Now, I can’t forget this next part of his speech.
He said that if I was to walk around in the mall and break P10,000 ($200) worth of merchandise, I’ll lose the money anyway by paying for it.
I jokingly said “I’d run before anyone saw it.”
They didn’t laugh.
A few seconds later, I thought of the fallacy of that argument. Sure, I had enough to pay in case I break something, but was I actually gonna break something that day? Of course not. I kept it to myself.
Next, he told me that this was my only chance to accept the investment. If I leave now, then even if I came back later and waved hundreds of thousands of pesos at them they won’t ever let me in. That got me thinking. I considered their offer again, but I still decided against it even though I might regret passing over that opportunity.
THEN I realized something…
What they were doing was similar to a shop permanently banning any customer who came in without buying anything. That’s bad business. If they treated ALL their potential customers that way, they’ll quickly go bankrupt. It just didn’t make sense.
I realized they were LYING.
Now I was mad.
To be fair, their sales strategy was good. From the way they lured me in with the “win a free car” offer, to the small requests (foot-in-the-door), from establishing rapport (the lady’s initial friendliness), to the comprehensive explanation of their policies’ benefits and the yes-set close attempt, it was good.

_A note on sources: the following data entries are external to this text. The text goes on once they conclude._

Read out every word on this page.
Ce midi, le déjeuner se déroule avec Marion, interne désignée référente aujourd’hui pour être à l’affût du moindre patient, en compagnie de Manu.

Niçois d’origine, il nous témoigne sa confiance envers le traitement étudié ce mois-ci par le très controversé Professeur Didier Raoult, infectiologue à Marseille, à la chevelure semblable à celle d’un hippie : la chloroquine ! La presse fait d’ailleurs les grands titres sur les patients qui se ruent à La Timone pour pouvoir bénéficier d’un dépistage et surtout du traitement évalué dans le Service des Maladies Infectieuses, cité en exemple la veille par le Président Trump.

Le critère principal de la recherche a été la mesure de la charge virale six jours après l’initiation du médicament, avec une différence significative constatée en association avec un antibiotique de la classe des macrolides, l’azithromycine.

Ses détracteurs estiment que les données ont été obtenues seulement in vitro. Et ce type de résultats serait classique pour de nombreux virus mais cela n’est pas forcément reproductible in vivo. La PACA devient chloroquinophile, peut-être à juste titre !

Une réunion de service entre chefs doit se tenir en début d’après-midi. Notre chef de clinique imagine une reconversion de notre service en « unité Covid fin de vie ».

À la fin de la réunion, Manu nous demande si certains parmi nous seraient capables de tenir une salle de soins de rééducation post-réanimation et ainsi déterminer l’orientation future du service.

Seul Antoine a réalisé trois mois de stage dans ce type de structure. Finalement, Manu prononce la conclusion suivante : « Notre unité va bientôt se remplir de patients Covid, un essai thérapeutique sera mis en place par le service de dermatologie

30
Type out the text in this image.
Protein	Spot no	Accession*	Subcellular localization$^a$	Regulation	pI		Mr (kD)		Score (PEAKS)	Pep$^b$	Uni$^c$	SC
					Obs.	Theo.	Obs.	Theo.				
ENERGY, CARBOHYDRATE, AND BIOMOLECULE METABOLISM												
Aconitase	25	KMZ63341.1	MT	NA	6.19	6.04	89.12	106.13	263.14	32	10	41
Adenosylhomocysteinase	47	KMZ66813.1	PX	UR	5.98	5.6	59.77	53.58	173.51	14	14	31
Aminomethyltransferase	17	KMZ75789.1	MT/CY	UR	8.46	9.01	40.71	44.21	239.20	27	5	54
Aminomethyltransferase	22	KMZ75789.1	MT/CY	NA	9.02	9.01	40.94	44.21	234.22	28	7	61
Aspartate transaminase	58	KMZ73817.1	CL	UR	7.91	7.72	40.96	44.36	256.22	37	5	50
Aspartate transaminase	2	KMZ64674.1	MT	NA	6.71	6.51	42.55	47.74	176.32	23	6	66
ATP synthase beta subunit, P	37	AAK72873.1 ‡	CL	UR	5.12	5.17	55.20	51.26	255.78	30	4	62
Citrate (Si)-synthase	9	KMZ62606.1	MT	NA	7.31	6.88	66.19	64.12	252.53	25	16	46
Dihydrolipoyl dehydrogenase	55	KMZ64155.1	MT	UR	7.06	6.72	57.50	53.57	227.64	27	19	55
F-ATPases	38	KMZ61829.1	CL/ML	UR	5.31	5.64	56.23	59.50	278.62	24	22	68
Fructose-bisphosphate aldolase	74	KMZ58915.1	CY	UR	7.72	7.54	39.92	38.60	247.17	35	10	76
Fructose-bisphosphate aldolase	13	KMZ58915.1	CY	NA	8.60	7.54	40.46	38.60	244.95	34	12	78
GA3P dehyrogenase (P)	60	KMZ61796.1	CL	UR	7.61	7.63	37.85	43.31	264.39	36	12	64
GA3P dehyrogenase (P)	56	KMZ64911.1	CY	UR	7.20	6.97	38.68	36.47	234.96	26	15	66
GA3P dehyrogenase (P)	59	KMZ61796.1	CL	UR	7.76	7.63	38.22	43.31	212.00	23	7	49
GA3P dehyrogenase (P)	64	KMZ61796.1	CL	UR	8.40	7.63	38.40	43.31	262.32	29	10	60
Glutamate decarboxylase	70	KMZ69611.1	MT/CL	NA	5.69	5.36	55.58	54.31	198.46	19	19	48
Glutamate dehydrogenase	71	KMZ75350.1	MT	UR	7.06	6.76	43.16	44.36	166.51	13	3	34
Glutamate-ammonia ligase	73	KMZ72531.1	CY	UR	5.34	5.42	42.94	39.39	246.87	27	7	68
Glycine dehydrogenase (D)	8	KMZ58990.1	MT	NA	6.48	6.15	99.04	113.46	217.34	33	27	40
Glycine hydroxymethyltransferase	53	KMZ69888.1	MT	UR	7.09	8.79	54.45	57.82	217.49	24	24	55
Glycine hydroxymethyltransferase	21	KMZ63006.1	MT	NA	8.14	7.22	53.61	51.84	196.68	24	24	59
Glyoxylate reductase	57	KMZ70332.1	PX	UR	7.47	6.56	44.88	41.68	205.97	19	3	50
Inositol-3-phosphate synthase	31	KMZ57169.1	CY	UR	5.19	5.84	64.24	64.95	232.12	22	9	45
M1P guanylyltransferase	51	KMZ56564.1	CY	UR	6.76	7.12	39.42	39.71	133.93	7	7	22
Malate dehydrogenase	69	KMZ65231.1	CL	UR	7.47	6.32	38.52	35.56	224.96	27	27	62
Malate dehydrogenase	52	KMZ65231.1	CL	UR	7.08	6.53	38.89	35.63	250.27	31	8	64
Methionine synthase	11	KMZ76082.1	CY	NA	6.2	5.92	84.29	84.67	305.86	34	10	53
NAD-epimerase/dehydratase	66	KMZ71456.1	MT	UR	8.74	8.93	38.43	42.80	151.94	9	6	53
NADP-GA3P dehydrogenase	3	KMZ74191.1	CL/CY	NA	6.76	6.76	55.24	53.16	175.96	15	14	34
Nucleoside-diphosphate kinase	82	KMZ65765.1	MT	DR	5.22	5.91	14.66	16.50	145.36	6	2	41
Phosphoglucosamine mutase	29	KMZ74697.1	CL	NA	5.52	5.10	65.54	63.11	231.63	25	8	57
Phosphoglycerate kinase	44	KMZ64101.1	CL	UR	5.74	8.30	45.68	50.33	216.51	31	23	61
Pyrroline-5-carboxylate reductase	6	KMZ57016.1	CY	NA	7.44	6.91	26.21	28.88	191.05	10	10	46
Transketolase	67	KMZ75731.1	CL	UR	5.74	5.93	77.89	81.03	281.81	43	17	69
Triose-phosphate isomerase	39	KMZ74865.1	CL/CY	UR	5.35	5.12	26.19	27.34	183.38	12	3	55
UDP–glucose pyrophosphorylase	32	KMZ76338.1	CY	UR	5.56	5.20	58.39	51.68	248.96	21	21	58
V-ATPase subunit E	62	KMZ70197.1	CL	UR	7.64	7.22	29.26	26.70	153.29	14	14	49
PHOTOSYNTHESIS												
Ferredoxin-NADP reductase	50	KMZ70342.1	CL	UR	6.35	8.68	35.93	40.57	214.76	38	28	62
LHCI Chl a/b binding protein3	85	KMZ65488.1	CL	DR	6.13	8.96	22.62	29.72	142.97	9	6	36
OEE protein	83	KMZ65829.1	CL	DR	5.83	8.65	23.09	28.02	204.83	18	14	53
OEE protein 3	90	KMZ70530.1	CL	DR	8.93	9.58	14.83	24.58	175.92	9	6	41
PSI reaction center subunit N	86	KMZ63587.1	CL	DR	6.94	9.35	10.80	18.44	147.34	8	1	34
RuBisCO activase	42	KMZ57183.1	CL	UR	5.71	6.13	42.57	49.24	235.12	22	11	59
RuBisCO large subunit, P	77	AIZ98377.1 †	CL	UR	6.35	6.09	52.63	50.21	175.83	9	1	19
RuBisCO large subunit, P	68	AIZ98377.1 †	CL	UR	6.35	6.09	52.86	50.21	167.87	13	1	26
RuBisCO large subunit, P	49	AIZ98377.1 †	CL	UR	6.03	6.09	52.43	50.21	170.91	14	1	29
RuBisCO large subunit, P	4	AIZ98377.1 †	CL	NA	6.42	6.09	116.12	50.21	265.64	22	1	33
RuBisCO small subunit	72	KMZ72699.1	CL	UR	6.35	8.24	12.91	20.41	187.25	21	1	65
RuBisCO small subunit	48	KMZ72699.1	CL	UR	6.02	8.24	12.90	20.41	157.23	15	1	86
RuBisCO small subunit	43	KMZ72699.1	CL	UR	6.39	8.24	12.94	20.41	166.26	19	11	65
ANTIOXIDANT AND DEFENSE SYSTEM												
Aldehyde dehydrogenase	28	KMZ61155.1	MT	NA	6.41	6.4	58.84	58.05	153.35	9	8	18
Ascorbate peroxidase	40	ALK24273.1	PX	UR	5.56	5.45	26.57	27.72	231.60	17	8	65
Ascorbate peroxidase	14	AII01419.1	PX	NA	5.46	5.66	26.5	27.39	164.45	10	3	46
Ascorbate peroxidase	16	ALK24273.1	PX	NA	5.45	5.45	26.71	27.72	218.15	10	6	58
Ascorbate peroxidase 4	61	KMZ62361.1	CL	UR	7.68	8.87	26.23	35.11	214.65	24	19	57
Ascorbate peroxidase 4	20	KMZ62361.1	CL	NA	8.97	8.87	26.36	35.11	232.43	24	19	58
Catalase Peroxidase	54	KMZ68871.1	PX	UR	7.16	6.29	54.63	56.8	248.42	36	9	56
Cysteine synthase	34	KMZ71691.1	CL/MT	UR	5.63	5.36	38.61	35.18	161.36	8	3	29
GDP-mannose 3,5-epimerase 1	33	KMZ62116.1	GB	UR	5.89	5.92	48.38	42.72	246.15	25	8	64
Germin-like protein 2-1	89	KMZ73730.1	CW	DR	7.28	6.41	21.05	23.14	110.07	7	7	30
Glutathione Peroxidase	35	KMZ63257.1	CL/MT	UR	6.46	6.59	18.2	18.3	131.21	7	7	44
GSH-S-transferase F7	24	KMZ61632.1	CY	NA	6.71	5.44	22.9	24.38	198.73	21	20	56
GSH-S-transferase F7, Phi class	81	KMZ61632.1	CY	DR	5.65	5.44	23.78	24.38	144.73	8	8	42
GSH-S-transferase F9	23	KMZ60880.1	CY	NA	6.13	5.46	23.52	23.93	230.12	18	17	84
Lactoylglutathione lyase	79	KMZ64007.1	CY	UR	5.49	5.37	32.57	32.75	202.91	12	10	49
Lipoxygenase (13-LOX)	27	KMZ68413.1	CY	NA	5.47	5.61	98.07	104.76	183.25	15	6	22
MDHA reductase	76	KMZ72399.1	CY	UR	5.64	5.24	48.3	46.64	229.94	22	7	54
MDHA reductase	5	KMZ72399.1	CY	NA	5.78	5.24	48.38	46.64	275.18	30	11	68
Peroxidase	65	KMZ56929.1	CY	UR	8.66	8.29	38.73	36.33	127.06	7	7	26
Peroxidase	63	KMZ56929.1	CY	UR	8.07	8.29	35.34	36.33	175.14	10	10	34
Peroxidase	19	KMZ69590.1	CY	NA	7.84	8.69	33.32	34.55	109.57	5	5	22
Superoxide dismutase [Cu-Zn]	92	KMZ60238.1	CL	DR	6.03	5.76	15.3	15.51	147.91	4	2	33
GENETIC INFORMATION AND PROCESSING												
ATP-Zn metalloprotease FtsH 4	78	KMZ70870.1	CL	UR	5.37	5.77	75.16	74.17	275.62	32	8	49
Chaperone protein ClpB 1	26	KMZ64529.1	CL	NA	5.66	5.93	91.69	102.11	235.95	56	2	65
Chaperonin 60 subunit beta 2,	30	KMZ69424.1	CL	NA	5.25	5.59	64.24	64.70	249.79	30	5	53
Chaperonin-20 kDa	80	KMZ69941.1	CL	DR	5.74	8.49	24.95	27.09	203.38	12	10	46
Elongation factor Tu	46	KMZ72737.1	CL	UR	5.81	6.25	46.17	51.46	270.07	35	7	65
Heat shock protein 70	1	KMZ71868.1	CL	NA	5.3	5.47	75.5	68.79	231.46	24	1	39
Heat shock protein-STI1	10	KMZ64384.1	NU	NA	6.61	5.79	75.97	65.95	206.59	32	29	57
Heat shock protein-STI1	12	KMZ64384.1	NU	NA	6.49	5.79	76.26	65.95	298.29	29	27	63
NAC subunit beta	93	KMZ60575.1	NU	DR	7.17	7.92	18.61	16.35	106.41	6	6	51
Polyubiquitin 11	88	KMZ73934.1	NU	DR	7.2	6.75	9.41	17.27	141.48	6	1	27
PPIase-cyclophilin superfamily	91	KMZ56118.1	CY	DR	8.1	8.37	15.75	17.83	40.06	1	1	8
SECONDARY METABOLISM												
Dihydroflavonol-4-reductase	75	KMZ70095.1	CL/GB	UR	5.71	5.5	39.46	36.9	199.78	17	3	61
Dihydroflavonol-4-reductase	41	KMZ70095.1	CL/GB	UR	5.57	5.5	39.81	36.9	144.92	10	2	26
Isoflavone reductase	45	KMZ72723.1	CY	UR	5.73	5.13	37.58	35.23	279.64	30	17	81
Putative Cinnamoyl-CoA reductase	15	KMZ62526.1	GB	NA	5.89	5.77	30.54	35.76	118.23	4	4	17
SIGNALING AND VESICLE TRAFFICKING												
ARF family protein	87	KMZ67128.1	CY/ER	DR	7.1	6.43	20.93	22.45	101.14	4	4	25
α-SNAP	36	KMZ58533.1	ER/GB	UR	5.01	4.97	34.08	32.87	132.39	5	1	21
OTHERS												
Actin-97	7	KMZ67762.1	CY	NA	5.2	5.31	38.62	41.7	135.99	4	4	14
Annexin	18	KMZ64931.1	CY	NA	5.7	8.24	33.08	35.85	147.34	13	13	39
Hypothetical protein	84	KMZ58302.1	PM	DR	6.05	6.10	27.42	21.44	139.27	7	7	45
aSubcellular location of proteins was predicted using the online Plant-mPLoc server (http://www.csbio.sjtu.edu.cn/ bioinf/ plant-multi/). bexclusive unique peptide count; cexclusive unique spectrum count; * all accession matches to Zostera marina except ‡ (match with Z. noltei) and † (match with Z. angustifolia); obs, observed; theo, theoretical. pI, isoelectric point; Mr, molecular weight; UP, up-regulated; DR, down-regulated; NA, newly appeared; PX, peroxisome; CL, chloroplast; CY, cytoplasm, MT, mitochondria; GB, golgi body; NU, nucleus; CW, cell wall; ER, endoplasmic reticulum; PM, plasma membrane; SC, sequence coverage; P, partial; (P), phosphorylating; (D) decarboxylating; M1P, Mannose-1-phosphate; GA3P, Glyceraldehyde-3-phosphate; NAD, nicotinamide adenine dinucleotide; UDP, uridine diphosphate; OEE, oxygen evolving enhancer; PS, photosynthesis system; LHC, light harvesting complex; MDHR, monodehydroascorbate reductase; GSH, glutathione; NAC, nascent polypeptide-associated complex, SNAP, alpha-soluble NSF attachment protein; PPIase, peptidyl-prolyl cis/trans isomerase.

But when they lied to me like that with the “false scarcity” sales technique (similar to “limited time only” sales and “last 10 in stock” announcements when they really had thousands), they went way too far. That friendly and flirty interaction with that saleslady earlier? I’ve confirmed that it was all just an act and it felt VERY insulting. There’s a reason why integrity is an ingredient of success.
I wanted to leave, but it didn’t seem like they’d let me until they get my money.
I sat there quietly and looked around the room. I’ve been in some potentially dangerous situations before in the streets of Manila, and I was considering the worst possible scenario. The room was empty except for a few other employees. The old man’s “what if you accidentally break something in the mall” comment now sounded like a threat. Were they going to break something in the mall, blame it on me, and make me pay? Or will they do something worse while they had me cornered in that secluded office?
I won’t let that happen. Not without a fight.
A few moments passed and I believe the two salespeople in front of me sensed that I was uneasy. Since their sales strategy was going nowhere, they finally allowed me to leave.
I met the receptionist again at the lobby and she was still as jolly as when I met her earlier. She was oblivious to what happened inside. She then led me to a large touch-screen TV with the free car raffle. There was a number on top and a set of spinning numbers at the bottom. I had to match them all in order to win.
I knew it was bullshit so I simply pressed the buttons to get it over with. As if they’d give me the one-in-a-billion chance of winning, if there even is a chance. The numbers didn’t match of course, and they were finally done with me. I was finally able to leave.
It was already past 9pm at that point and the mall was already closing. I left the building and took the train home. I never got to attend the convention that day.